Currently, I want to know if the non-linearity in my differential equation is locally or globally Lipschitz. The linear part is the following map $\mathcal{L}:D_{\mathcal{L}}\subset X \longrightarrow X$, where $D_\mathcal{L}(\mathcal{L}) = H_0^1(\mathbb{R},\mathbb{C}) \cap H^2(\mathbb{R},\mathbb{C})$ and $X=L^2(\mathbb{R},\mathbb{C})$. Therefore, the functions inputted into the nonlinearity belong to this domain as well.
My nonlinearity is given by $|u|^2u$, and thus I want to show that for two functions $u,v \in D_{\mathcal{L}}$ that \begin{equation} ||( |u|^2u - v|v|^2)||_{L^2} \leq K||u-v||_{L^2}, \end{equation} where $K$ is either a constant defined for all $u,v \in D_\mathcal{L}$ (globally Lipschitz) or $K$ is a constant that is dependent on each $u,v$ chosen (locally Lipschitz).
I thinking of perhaps using this inequality?
\begin{equation} |u|u|^2 - v |v|^2| \leq 3(|u|^2 - |v|^2)|u-v|. \end{equation}
The map $F(u) = |u|^2 u$ is homogeneous of degree 3, meaning $F(\lambda u) = \lambda^3 u$ for all positive scalars $\lambda$. A homogeneous map cannot be globally Lipschitz unless the degree of homogeneity is $1$. Indeed, $\lambda\mapsto \lambda ^d$ is not Lipschitz on $(0, \infty)$ unless $d=1$.
The best one can hope for is an inequality of the form $$ \|F(u)-F(v)\| \leq L(\|u\|+\|v\|)^{d-1}\|u-v\| \tag1$$ where $d$ is the degree of homogeneity.
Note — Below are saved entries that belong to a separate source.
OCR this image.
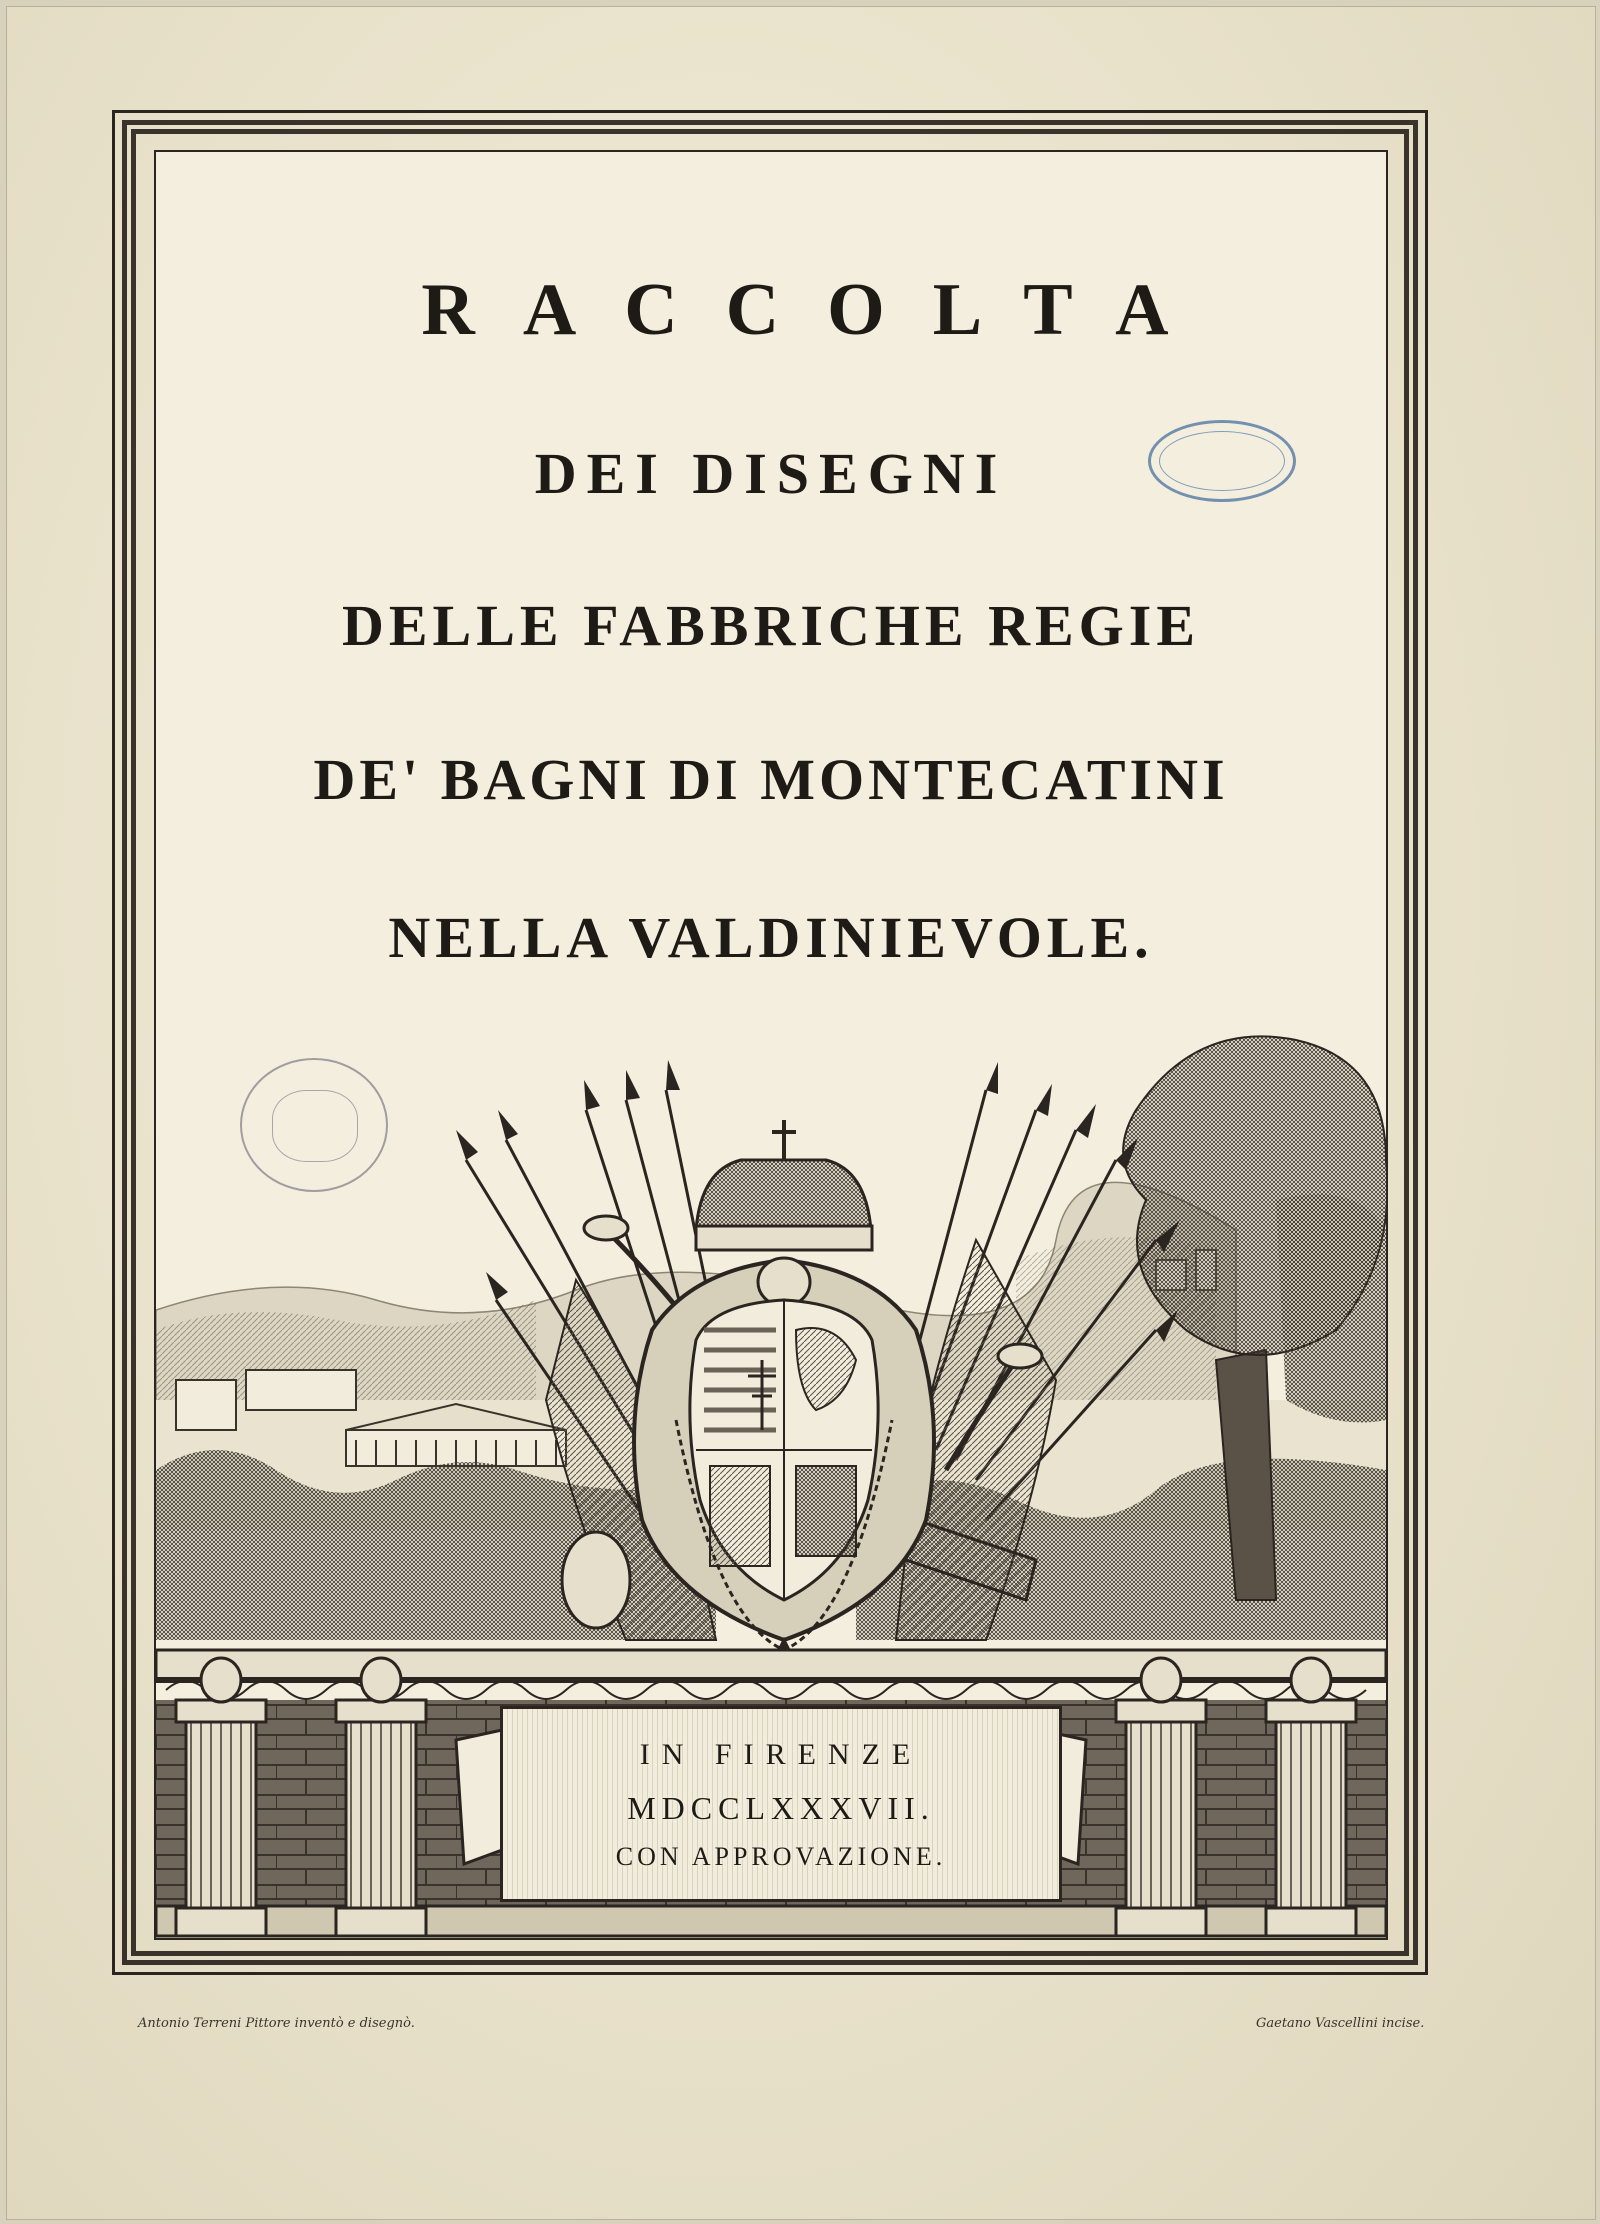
RACCOLTA
DEI DISEGNI
DELLE FABBRICHE REGIE
DE' BAGNI DI MONTECATINI
NELLA VALDINIEVOLE.

IN FIRENZE

MDCCLXXXVII.

CON APPROVAZIONE.

Antonio Terreni Pittore inventò e disegnò.	Gaetano Vascellini incise.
Both sides of (1) are homogeneous of degree $d$; thus we can divide both $u, v$ by the same constant, reducing the problem to the case $\|u\|, \|v\|\le 1$. In other words: if $F$ is degree $d$ homogeneous and Lipschitz on the unit ball, then it satisfies (1).
Unfortunately, $F(u)=|u|^2u$ does not satisfy any such bound in the $L^2$ norm. Consider the function on the interval $[0, 1]$ given by $$ u_\epsilon (t) = (t+\epsilon )^{-1/3}, \quad \epsilon>0 $$ It is smooth, is in $L^2$ and its $L^2$ norm stays bounded as $\epsilon \to0$. Yet, the $L^2$ norm of $|u_\epsilon|^2u_\epsilon$ blows up as $\epsilon\to 0$.
A similar example for $H^1$ norm can be obtained by increasing the exponent by $1$ (this will be taken out by the derivative): $$ u_\epsilon (t) = (t+\epsilon )^{2/3}, \quad \epsilon>0 $$
Or, one can put $\epsilon$ in the exponent in such a way that it will produce blow up for $F(u)$ but not for $u$. This kind of example can be turned into an $H^1_0([-1, 1])$ function by multiplying it with a smooth cut-off.